Female mining engineers from UP have worked in exciting positions at prominent South African mining companies, as well as in countries like Australia, New Zealand and the United States. They are doing fascinating work in mine management, mine planning, efficient production and financial management, mine safety, employee engagement and legal compliance in the mining sector. Their degrees from UP have prepared them for success through the development of technical, soft and logical thinking skills, as well as exposure to real-life industry issues and connections.
This Women’s Month, we celebrate the remarkable women who are making an impact in their workplace and in society. One such woman is Nozipho Dlamini, a successful alumna of UP’s Department of Mining Engineering.
Nozipho was born in Bethal, Mpumalanga, but grew up and went to school in Soweto. She was drawn to technical subjects at school because they opened more opportunities for future studies. A family member was a geologist, and Nozipho found this very interesting, so she was drawn to the mines. She came to the University of Pretoria to study Mining Engineering, and then did an honours and a master’s degree in Technology Management.

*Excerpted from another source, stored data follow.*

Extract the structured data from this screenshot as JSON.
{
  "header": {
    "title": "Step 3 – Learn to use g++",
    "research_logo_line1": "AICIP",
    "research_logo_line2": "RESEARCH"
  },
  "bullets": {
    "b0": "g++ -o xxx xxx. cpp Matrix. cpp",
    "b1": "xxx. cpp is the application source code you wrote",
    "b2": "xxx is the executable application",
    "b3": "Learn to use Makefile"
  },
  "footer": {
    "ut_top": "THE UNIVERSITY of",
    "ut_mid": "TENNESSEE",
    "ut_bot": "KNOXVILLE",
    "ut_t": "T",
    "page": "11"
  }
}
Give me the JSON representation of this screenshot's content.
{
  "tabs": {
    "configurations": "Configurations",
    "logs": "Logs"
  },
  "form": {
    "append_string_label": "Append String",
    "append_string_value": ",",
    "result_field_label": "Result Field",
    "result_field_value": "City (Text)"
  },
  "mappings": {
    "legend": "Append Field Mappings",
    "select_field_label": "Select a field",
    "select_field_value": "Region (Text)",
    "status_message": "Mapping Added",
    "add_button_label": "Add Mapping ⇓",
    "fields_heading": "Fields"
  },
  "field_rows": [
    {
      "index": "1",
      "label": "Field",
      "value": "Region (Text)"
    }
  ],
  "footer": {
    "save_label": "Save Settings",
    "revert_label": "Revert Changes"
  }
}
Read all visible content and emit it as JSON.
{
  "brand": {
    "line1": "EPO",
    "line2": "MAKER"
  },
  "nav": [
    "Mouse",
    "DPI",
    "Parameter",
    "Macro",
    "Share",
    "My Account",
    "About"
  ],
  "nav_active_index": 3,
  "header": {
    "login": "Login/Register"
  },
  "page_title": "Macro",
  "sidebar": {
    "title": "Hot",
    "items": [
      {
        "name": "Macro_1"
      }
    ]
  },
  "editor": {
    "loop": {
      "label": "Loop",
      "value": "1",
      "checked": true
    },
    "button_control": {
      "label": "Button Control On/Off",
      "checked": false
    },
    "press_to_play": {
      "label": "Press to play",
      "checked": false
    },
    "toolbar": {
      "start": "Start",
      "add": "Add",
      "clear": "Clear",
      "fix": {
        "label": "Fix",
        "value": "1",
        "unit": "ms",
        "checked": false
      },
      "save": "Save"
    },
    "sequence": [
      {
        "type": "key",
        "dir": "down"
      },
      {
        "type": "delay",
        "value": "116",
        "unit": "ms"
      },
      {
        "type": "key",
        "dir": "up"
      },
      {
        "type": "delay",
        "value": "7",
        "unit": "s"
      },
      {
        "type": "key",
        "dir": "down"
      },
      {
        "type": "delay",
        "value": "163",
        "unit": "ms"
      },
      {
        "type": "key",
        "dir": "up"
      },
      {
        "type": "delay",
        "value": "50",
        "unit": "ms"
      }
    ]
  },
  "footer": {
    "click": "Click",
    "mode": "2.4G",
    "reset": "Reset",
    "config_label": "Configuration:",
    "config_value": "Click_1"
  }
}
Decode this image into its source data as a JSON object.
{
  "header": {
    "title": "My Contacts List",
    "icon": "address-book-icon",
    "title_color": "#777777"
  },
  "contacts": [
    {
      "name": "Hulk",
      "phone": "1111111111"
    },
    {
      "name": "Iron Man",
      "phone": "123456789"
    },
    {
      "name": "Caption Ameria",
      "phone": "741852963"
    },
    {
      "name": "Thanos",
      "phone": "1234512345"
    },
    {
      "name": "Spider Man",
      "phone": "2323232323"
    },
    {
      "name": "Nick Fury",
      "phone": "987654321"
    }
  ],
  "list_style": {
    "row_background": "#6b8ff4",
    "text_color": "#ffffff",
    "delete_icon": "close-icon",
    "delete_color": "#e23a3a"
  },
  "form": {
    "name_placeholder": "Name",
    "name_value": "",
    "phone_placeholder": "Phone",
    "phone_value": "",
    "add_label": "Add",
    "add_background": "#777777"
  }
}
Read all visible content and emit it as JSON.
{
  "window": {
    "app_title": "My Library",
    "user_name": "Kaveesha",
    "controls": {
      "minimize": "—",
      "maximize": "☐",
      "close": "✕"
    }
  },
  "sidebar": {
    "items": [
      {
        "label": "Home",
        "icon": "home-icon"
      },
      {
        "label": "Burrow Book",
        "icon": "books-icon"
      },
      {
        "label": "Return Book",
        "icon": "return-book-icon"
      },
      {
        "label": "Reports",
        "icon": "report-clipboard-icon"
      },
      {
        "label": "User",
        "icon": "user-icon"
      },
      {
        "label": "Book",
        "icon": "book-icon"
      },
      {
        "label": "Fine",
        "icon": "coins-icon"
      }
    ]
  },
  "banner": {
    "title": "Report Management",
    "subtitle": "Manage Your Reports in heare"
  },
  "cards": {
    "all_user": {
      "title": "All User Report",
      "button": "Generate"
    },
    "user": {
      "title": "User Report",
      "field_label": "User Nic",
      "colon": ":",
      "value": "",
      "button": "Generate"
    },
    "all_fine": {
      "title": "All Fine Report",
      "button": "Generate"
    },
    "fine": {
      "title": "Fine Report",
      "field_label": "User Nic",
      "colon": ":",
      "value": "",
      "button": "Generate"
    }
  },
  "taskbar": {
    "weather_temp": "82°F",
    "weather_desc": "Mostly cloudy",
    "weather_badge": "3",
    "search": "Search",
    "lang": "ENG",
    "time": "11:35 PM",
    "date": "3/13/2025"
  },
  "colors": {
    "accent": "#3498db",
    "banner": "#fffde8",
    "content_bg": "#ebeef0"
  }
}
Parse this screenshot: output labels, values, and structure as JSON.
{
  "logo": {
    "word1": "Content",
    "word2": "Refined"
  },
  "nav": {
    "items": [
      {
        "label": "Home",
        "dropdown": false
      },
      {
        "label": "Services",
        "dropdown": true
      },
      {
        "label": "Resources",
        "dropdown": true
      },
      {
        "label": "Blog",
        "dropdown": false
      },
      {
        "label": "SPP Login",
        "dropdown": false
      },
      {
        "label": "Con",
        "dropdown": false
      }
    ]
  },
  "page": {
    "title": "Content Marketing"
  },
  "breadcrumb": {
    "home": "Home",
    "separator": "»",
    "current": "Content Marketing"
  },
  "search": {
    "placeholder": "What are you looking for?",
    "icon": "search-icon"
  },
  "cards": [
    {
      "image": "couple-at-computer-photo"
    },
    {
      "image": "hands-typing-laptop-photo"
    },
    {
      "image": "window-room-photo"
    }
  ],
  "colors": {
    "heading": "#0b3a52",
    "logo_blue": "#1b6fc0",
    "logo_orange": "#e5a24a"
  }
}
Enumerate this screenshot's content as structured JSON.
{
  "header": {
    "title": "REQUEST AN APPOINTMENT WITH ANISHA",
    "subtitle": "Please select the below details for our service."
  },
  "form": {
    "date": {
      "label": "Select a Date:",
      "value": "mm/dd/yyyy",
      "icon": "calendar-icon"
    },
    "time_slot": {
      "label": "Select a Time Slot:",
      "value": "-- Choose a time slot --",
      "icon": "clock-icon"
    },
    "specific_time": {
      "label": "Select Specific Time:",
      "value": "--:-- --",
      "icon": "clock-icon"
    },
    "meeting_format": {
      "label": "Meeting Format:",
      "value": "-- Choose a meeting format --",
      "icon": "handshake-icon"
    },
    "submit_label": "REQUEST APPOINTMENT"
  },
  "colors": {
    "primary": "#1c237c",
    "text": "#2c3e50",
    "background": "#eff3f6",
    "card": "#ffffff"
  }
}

She is a Technical Services Manager at one of South Africa’s most productive underground coal mines, Anglo American’s Greenside Colliery, where she leads a large team of technical experts, comprising mining engineers, geologists, rock engineers, environmentalists, surveyors and business improvement specialists. A typical day starts by catching up with her team members and setting short-term and mid-term goals. The rest of the day is spent in meetings, solving problems and devising strategies on specific issues that need to be focused on. At the end of the day, she does a reconciliation of all the work that has been done, closing off all outstanding actions and getting ready for upcoming tasks and events.
What she loves most about her job is the fact that it is so dynamic. Every day is unique. “Mining is one of those industries where one wishes for longer days because one sees most of the results of one’s efforts instantly,” she says. “I enjoy leading a team of technical specialists and seeing the synergy between them and how they can best support the mine. I also enjoy stretching their mindsets and getting them to think outside the box.”
When considering the challenges that are faced in the industry, she admits that the mines struggle to retain female talent in core technical roles. She thinks that the coal industry specifically has made significant progress in this regard, and conditions for women have improved over the years. “However,” she says, “because working at a mine requires one’s full commitment and long hours (even when one is not at work, one is still in contact with the mine), women who have left the industry have done so to spend more time with their families or have taken on roles that give them more flexibility. So, there is a lot of work to be done in that space.” She is very excited about the impact of technology on mining. “Automation and mechanisation have done a lot to ensure that the more labour-intensive aspects are addressed, and digitalisation and advanced process controls will take us to the next level and allow for more flexible work schedules,” she says.
“Coal mining is being challenged by emerging community issues, environmental issues and reduced investment,” Nozipho explains. “Keeping a coal mine sustainable, profitable and in harmony with our surrounding environments is an interesting challenge, which keeps me motivated. We constantly need to think outside the box and improve productivity and sustainability in a challenging environment. Working with a team and ensuring that I can create an environment for them to be creative, and constantly finding solutions to challenges is what keeps me going.”
Looking back at her time at UP, she believes that Tuks Mining teaches its students professionalism by taking them on industry visits and teaching them how to present themselves. It also teaches them the importance of collaboration through groupwork. Students are exposed to working with people from different backgrounds. “This is critical when one starts working in industry,” she says, “as mining is a multidisciplinary field, and one needs to be able to get on well with people.”
Nozipho is a role model to other young women, and she was invited to address the final-year students at the annual Leadership Week, which forms part of the Department’s Mining Engineering Leadership Academy. She shared her career experience and lessons learned with the students. Her advice to young women is that they need to invest a lot of hours and sweat in their careers when they start working. Although this comes with sacrifices to one’s personal life, these sacrifices are necessary to accelerate one’s learning and exposure.
She had to build a solid technical background, which has given her credibility and flexibility in her career. She advises women to take on roles where they can learn, and that they should work on growing their experience. This is important when one starts taking on more senior roles and managing bigger teams. “My advice to upcoming young women entering the industry is to put in the work, sweat and hours. It will help build a solid knowledge and experience base.”